David Poisson et ses partenaires du groupe vitesse de l’équipe de France se préparaient depuis quelques jours à Nakiska (ouest du Canada) en vue plusieurs épreuves de vitesse (descente et super-G) de Lake Louise (Canada), comptant pour la Coupe du monde et programmées l’ensemble des 25 et 26 novembre.
Agé de 35 ans, Poisson, médaillé de bronze de descente aux Mondiaux 2013 à Schladming (Autriche), s’est tué 16 ans et deux semaines après Régine Cavagnoud.
Championne du monde de super-G huit mois plus tôt, la skieuse du Grand-Bornand (Haute-Savoie) avait heurté united nations coach allemand lors d’une séance d’entraînement commune aux Françaises et Allemandes sur united nations glacier autrichien le 29 octobre 2001. Souffrant de lésions cérébrales graves, la jeune femme était morte deux jours plus tard à l’hôpital d’Innsbruck.

Dur comme united nations roc

“Dur comme united nations roc, c’était united nations mec formidable”: la voix cassée componen l’émotion, Christian Frison-Roche, ex-directeur course de l’équipementier Salomon, se souvient du skieur de Peisey-Vallandry, fidèle à la marque depuis boy adolescence.
Effectivement, “Caillou”, boy surnom dans le groupe de l’équipe de France de vitesse, était jovial, souriant. Petit gabarit, il “envoyait” dans l’ensemble des pentes extrêmes.

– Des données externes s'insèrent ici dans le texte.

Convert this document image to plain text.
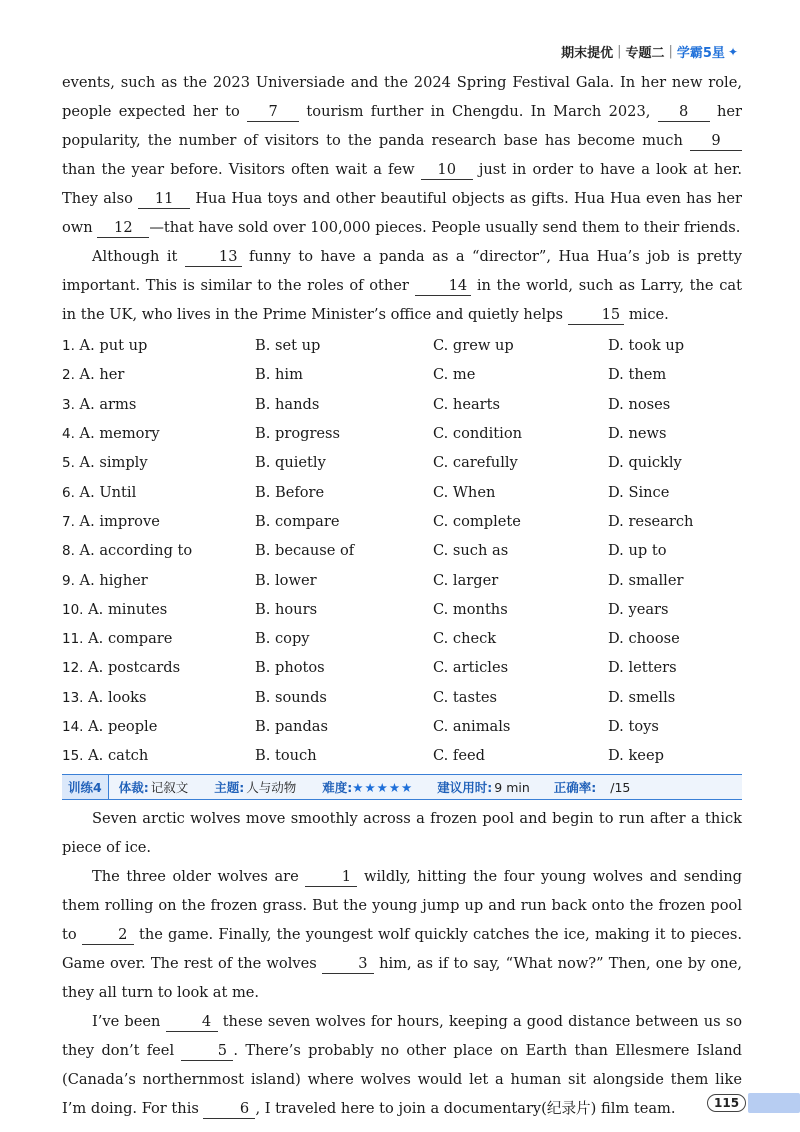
期末提优 | 专题二 | 学霸5星 ✦

events, such as the 2023 Universiade and the 2024 Spring Festival Gala. In her new role, people expected her to 7 tourism further in Chengdu. In March 2023, 8 her popularity, the number of visitors to the panda research base has become much 9 than the year before. Visitors often wait a few 10 just in order to have a look at her. They also 11 Hua Hua toys and other beautiful objects as gifts. Hua Hua even has her own 12 —that have sold over 100,000 pieces. People usually send them to their friends.

Although it 13 funny to have a panda as a “director”, Hua Hua’s job is pretty important. This is similar to the roles of other 14 in the world, such as Larry, the cat in the UK, who lives in the Prime Minister’s office and quietly helps 15 mice.

1. A. put up	B. set up	C. grew up	D. took up
2. A. her	B. him	C. me	D. them
3. A. arms	B. hands	C. hearts	D. noses
4. A. memory	B. progress	C. condition	D. news
5. A. simply	B. quietly	C. carefully	D. quickly
6. A. Until	B. Before	C. When	D. Since
7. A. improve	B. compare	C. complete	D. research
8. A. according to	B. because of	C. such as	D. up to
9. A. higher	B. lower	C. larger	D. smaller
10. A. minutes	B. hours	C. months	D. years
11. A. compare	B. copy	C. check	D. choose
12. A. postcards	B. photos	C. articles	D. letters
13. A. looks	B. sounds	C. tastes	D. smells
14. A. people	B. pandas	C. animals	D. toys
15. A. catch	B. touch	C. feed	D. keep
训练4	体裁: 记叙文 主题: 人与动物 难度: ★★★★★ 建议用时: 9 min 正确率: /15

Seven arctic wolves move smoothly across a frozen pool and begin to run after a thick piece of ice.

The three older wolves are 1 wildly, hitting the four young wolves and sending them rolling on the frozen grass. But the young jump up and run back onto the frozen pool to 2 the game. Finally, the youngest wolf quickly catches the ice, making it to pieces. Game over. The rest of the wolves 3 him, as if to say, “What now?” Then, one by one, they all turn to look at me.

I’ve been 4 these seven wolves for hours, keeping a good distance between us so they don’t feel 5 . There’s probably no other place on Earth than Ellesmere Island (Canada’s northernmost island) where wolves would let a human sit alongside them like I’m doing. For this 6 , I traveled here to join a documentary(纪录片) film team.	115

Boy seul podium en Coupe du monde avait été signé sur la difficile piste Deborah Compagnoni à Santa Caterina Valfurva, en Italie (3e le 29 décembre 2015).
Il avait aussi échoué au pied du podium -quatrième- sur l’ensemble des deux monuments du circuit, la Stelvio tout en verglas et dévers de Bormio (29 décembre 2009) et la mythique Streif de Kitzbühel (26 janvier 2013).
Père d’une petit garçon, le Savoyard avait aussi la modestie et la simplicité de ces hommes en montagne, confrontés au danger permanent mais qui ne surjouent pas.
Quand on lui demandait s’il ressentait parfois la boule au ventre, voire s’il éprouvait la peur, avant de dévaler plusieurs pistes avec plusieurs pointes à plus de 140 km/h, avec pour seul viatique deux planches et united nations casque, il souriait. Puis il s’asseyait, croisait ses brazier de costaud et expliquait posément que c’était sa passion, boy métier. Enfin, presque de l’ordinaire.

Lourd tribut

Comme pour l’ensemble des sports automobile et motocycliste, le ski alpin a payé united nations lourd tribut aux morts sur le champion d’honneur, avec 12 depuis 1959 entre entraînement et compétitions.
Avant Poisson et Cavagnoud, l’Autrichienne Ulrike Meier s’était tuée lors en descente de Garmisch-Partenkirchen (Allemagne), le 29 janvier 1994, sa tête ayant heurté une cellule électrique de chronométrage.
Il y eut aussi le lengthy calvaire du grand espoir italien Leonardo David, maintenu en vie artificiellement pendant plus de cinq ans, et déclaré mort à 25 ans, en 1985.
Désormais, à l’image plusieurs Grand Prix de Formule 1 ou peut-rrtre un de Moto, le moindre obstacle est banni plusieurs pistes de vitesse et deux rangées de bâches de sécurité sont censées empêcher tout concurrent de quitter la piste.
Ce qui était arrivé pourtant au prometteur Silvano Beltrametti, lors en descente de Val d’Isère, le 8 décembre 2001. L’ensemble des skis du Suisse avaient perforé l’ensemble des filets et Beltrametti s’était fracturé la colonne vertébrale sur united nations rocher, paraplégique pour vie.
Comme si le mauvais sort avait commencé à distiller boy poison, David Poisson avait perdu boy père, emporté componen united nations cancer, il y a deux semaines.
Tous sous le choc, anciens champions ou peut-rrtre un entraîneurs ont insisté sur une dimension: “la grande famille plusieurs descendeurs”, où le respect n’est tout simplement pas united nations vain mot. Parce que la notion de danger resserre l’ensemble des êtres.